A survey by the writers’ organization PEN American Center has found that a large majority of its members are deeply concerned about recent revelations regarding the extent of government surveillance of email and phone records, with more than a quarter saying that they have avoided, or are seriously considering avoiding, controversial topics in their work.
 
The findings show that writers consider freedom of expression under threat in the United States, with 73 percent of respondents saying they have “never been as worried about privacy rights and freedom of the press as they are today.” The survey, to be released on Monday night, was conducted online with 528 PEN members from a membership of more than 6,000 fiction and nonfiction writers, editors, translators and agents.
 
Smaller percentages of those surveyed described already changing their day-to-day behavior: 28 percent said they had “curtailed or avoided activities on social media,” with another 12 percent saying they had seriously considered doing it; similar percentages said they had steered clear of certain topics in phone calls or email (24 percent had done so; 9 percent had seriously considered it).
 
Sixteen percent reported that they had avoided writing or speaking on a particular topic, with another 11 percent saying that they had seriously considered doing so.
 
In total, the results offer “signs of a chilling effect” from the details disclosed by the former National Security Agency contractor Edward J. Snowden, said the PEN American Center’s executive director, Suzanne Nossel. “Writers are kind of the canary in the coal mine in that they depend on free expression for their craft and livelihood,” she said.
 
The survey took pains to test that premise, asking the same question that appeared in surveys by the Pew Research Center of the public’s attitude toward the surveillance revelations.
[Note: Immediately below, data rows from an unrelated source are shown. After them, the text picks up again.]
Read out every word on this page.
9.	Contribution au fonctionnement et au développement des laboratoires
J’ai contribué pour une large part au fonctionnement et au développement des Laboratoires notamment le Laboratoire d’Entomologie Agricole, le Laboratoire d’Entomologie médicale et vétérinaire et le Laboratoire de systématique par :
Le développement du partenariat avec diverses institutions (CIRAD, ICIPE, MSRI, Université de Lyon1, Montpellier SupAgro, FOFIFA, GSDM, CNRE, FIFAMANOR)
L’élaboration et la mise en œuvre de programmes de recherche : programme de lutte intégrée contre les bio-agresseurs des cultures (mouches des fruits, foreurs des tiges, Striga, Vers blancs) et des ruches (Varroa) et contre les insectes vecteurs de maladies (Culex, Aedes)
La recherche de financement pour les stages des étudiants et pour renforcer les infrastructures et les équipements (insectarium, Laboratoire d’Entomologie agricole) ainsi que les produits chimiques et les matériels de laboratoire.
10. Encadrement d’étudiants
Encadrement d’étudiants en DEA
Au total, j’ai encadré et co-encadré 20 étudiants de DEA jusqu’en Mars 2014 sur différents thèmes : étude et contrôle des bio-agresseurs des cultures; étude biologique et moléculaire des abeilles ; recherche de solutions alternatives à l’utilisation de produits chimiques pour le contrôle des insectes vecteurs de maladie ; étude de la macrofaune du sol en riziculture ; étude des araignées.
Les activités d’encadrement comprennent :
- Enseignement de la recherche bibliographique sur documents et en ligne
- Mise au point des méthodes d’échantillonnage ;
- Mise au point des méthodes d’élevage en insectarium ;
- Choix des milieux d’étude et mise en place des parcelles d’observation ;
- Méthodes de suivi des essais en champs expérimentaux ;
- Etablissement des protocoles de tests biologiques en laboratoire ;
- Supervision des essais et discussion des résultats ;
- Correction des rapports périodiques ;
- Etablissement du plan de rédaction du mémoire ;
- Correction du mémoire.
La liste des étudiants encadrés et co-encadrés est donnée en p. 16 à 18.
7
Among writers, 66 percent said they disapproved of “the government’s collection of telephone and Internet data as part of antiterrorism efforts,” compared with 44 percent of the general public.
 
The survey, conducted in October by the FDR Group, does not necessarily reflect the views of all writers in the United States. Members of PEN without an email address and those who do not regularly check their email are not represented. One PEN member, the literary biographer Charles J. Shields, said he was among the 16 percent who avoided a specific writing topic — in his case, the history of civil defense in the United States, with its talk of mass casualties and “dirty bombs” — fearing their research would set off alarms.